Carbon Trading Blasted by Indigenous Groups
"The UN is allowing companies who are the biggest emitters of greenhouse gases to continue to pollute," said Tom Goldtooth of the U.S.-based Indigenous Environment Network (IEN).
Last week, at the end of a two-week international gathering, a UN body said the World Bank funding for carbon trading had set "good examples" for partnership with indigenous peoples.
The term "carbon trading" refers to commercial approaches to promoting environmental responsibility. Under carbon trading programs, energy companies and others that release greenhouse gases can either agree to reduce their carbon emissions or buy the right to keep polluting.
The United Nations describes carbon markets as an an efficient system that can guide investments toward the cuts that are the cheapest.
But indigenous leaders and independent experts on climate change dispute this notion on various grounds.
"It's a new way to make money," said IEN's Jihan Gearon. "It has nothing to do with environmental concerns or indigenous peoples' rights."
Janet Redman, lead author of a new study released by the Washington, DC-based Institute for Policy Studies (IPS) last month, tends to agree, especially with respect to the World Bank's role in facilitating carbon trading programs.
"It is making money off of causing the climate crisis and then turning around and claiming to solve it," she said of the Bank in a recent interview with OneWorld. "It's dangerously counterproductive."
Both Gearon and Redman think carbon markets will not only violate indigenous peoples' rights, but also further aggravate the threat of pollution and climate change.
IPS' 79-page report, entitled "World Bank: Climate Profiteer," shows that instead of encouraging clean energy investors, the Bank is lending much of its financial support to the fossil fuel industry.
"It's playing both sides of the climate crisis," said Redman, who notes that in just the past two years the Bank loaned no less than $1.5 billion to companies investing in fossil fuels.
For its part, the Bank claims to be an "honest broker" of carbon deals. "We have carried out global consultations with indigenous peoples on climate change," Navin Rai told the UN Forum on Indigenous Issues last week.
Critics say such claims are highly questionable because the Bank, like many governments, is still reluctant to accept that indigenous peoples must give their prior and informed consent before any development projects are initiated on their lands.

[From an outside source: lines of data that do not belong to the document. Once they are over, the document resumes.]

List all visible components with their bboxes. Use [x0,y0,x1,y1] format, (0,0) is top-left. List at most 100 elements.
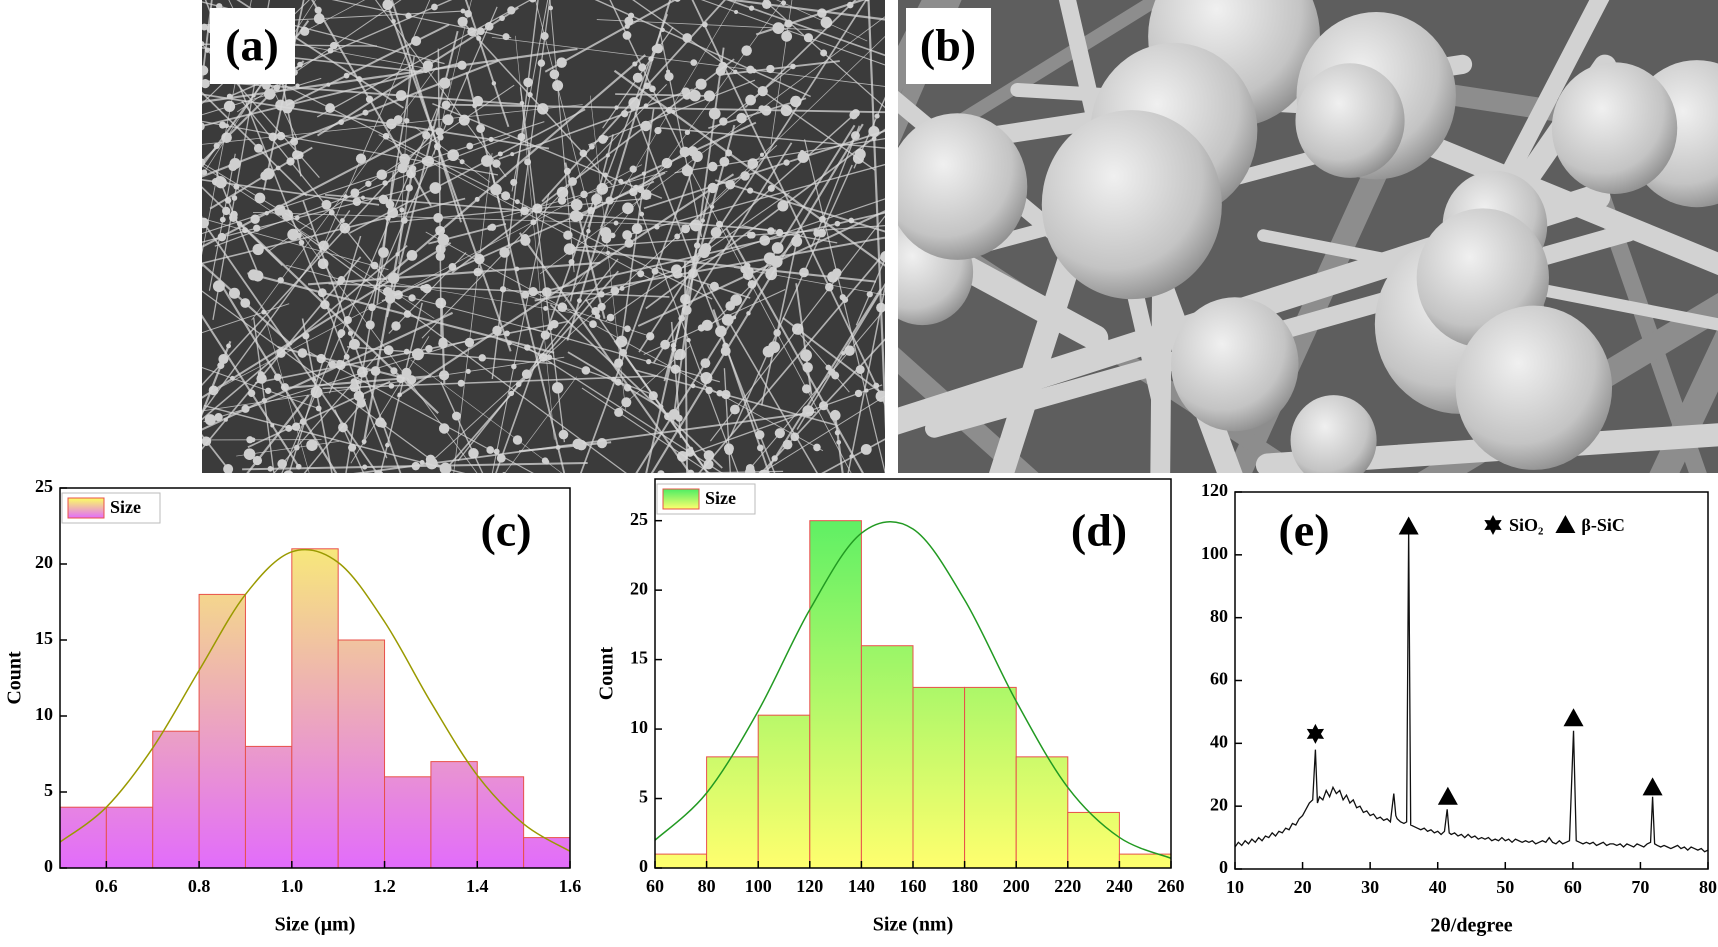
y-tick-label: 20 [630,578,648,598]
fiber [220,283,338,473]
bead [397,162,408,174]
bead [437,233,450,246]
bead [686,338,691,343]
fiber [549,303,723,469]
triangle-marker [1563,708,1584,727]
fiber [659,31,703,237]
x-tick-label: 40 [1429,877,1447,897]
bead [265,387,272,394]
bead [671,264,682,276]
fiber [241,224,439,415]
y-tick-label: 10 [630,717,648,737]
bead [302,332,310,340]
bar [152,730,200,869]
bar [1015,756,1069,869]
bead [130,459,134,463]
bead [834,220,841,227]
bead [703,450,715,461]
bead [507,6,516,15]
bead [215,3,223,10]
bead [190,416,201,427]
fiber [821,438,885,473]
bead [591,193,602,205]
bead [254,192,266,204]
bead [772,22,785,35]
bead [693,242,701,249]
bead [365,180,372,187]
bead [613,220,619,226]
bead [841,351,846,356]
bead [387,272,400,284]
x-tick-label: 10 [1226,877,1244,897]
bead [429,182,442,194]
bead [176,404,188,416]
fiber [410,359,563,473]
fiber [202,242,452,399]
bead [431,3,438,11]
bead [580,190,588,199]
bead [408,294,416,302]
triangle-marker [1642,777,1663,796]
bead [117,175,128,186]
bead [151,218,161,228]
bead [606,313,615,322]
bead [226,93,233,100]
bead [355,153,367,164]
fiber [302,200,402,473]
bead [849,454,854,459]
fiber [691,171,852,473]
fiber [202,439,322,441]
bead [1551,62,1678,194]
bead [348,338,360,350]
label-box [906,8,991,84]
bead [339,218,345,223]
fit-curve [59,548,571,852]
bead [514,199,520,205]
bead [703,90,715,102]
bead [747,187,754,194]
fiber [833,409,844,473]
bead [674,0,681,2]
bead [257,371,265,378]
bead [740,171,750,181]
y-tick-label: 100 [1201,543,1228,563]
fiber [678,384,883,459]
fiber [303,398,366,473]
y-tick-label: 20 [35,552,53,572]
bead [499,286,507,293]
fiber [518,232,692,473]
bead [777,200,789,212]
x-tick-label: 20 [1294,877,1312,897]
bead [478,354,486,362]
bead [621,397,632,408]
fiber [898,90,1106,278]
fiber [202,125,435,248]
x-tick-label: 1.6 [559,876,582,896]
fiber [623,163,885,237]
bead [624,238,634,248]
bead [378,194,389,205]
bead [492,159,501,168]
bead [622,230,633,241]
fiber [584,198,885,302]
bead [863,499,873,509]
bead [630,475,638,483]
x-tick-label: 220 [1054,876,1081,896]
bead [698,246,710,259]
bead [272,502,282,512]
bead [1171,297,1299,432]
bead [651,267,659,275]
bead [367,321,374,327]
fiber [627,178,739,473]
bead [510,152,515,157]
star-marker [1484,515,1502,535]
bead [725,179,736,190]
bead [799,267,809,278]
fiber [565,247,877,283]
bead [474,196,480,202]
bead [273,373,282,381]
bead [388,383,395,389]
bead [348,443,357,452]
bead [576,298,582,304]
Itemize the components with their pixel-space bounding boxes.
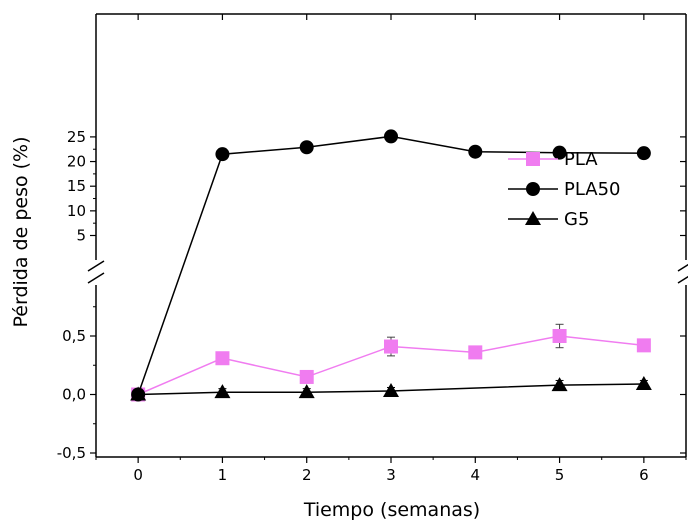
x-tick-label: 4	[471, 466, 481, 484]
legend-marker-pla50	[526, 182, 540, 196]
data-point-pla50	[384, 129, 398, 144]
axis-break-mark-right	[677, 275, 688, 284]
axis-break-mark-right	[677, 263, 688, 272]
legend-label-g5: G5	[564, 209, 589, 230]
data-point-pla50	[215, 147, 230, 162]
x-tick-label: 1	[218, 466, 228, 484]
data-point-g5	[130, 386, 147, 401]
data-point-g5	[383, 382, 399, 397]
data-point-pla	[552, 329, 567, 343]
axis-break-mark-left	[87, 272, 105, 284]
data-point-pla50	[468, 144, 483, 159]
x-tick-label: 5	[555, 466, 565, 484]
axis-break-mark-left	[87, 260, 105, 272]
data-point-pla50	[636, 146, 651, 161]
x-axis-label: Tiempo (semanas)	[303, 499, 480, 521]
data-point-pla50	[299, 140, 314, 155]
legend-marker-g5	[525, 211, 541, 225]
series-line-g5	[138, 383, 644, 396]
data-point-pla	[299, 369, 314, 384]
x-tick-label: 3	[386, 466, 396, 484]
data-point-pla	[215, 351, 230, 366]
y-axis-label: Pérdida de peso (%)	[10, 136, 32, 327]
y-tick-label: 0,0	[62, 386, 86, 404]
legend-label-pla: PLA	[564, 149, 598, 170]
legend-label-pla50: PLA50	[564, 179, 621, 200]
y-tick-label: 20	[67, 153, 86, 171]
x-tick-label: 2	[302, 466, 312, 484]
y-tick-label: -0,5	[57, 444, 86, 462]
data-point-pla	[384, 339, 398, 354]
y-tick-label: 10	[67, 202, 86, 220]
y-tick-label: 25	[67, 128, 86, 146]
data-point-g5	[214, 384, 231, 399]
data-point-pla50	[552, 145, 567, 160]
x-tick-label: 0	[133, 466, 143, 484]
data-point-g5	[298, 384, 315, 399]
y-tick-label: 5	[76, 227, 86, 245]
x-tick-label: 6	[639, 466, 649, 484]
y-tick-label: 0,5	[62, 327, 86, 345]
legend-marker-pla	[526, 152, 540, 166]
data-point-pla	[468, 345, 483, 360]
data-point-pla	[636, 338, 651, 353]
data-point-g5	[551, 377, 568, 392]
data-point-g5	[635, 375, 652, 390]
y-tick-label: 15	[67, 177, 86, 195]
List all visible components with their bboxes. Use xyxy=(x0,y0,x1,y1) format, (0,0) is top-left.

Scientists say drastic cuts in the use of oil, gas, and coal are needed to avoid the catastrophic effects of climate change. The World Bank does not deny this, but still it's doling out a lot of money to energy corporations involved in fossil fuel businesses.
Out of its $2 billion carbon finance portfolio, the Bank has directed nearly 80 percent to projects involving polluting industries.
In her research, Redman tried to explain at length how the Bank's policy on carbon credits is affecting indigenous communities who have no say in projects aimed at reforestation.
In her view, trading forest carbon credits "has become a burgeoning business" for the Bank, which is "encouraging" a land-use shift from subsistence agricultural cultivation to agroindustrial forestry.
This is clearly not the approach most indigenous groups would support, had they been given a choice.
The Bank admits that indigenous peoples, who manage 11 percent of the world's forests and lands, have "a small carbon footprint and that their contribution to global warming is minimal."
Indigenous leaders say that carbon markets will not effectively address the issue of climate change because, ultimately, those markets are driven by the economic concerns of profit-seekers.
"Our vision of environmental issues is based upon spiritual thinking," said Marcos Terena, an indigenous activist from the Amazon region in Brazil, in an interview with OneWorld.
"We respect Mother Earth," he said. "It's the governments and corporations that are responsible for environmental destruction."
Terena and other indigenous leaders told OneWorld that they were planning to take their case to Bonn, Germany, where the United Nations is due to hold an international meeting on issues concerning the loss of biodiversity later this month.
The international treaty on biodiversity considers the world's 370 million indigenous peoples' perspectives as an essential part of the struggle to preserve the millions of species of life on the planet.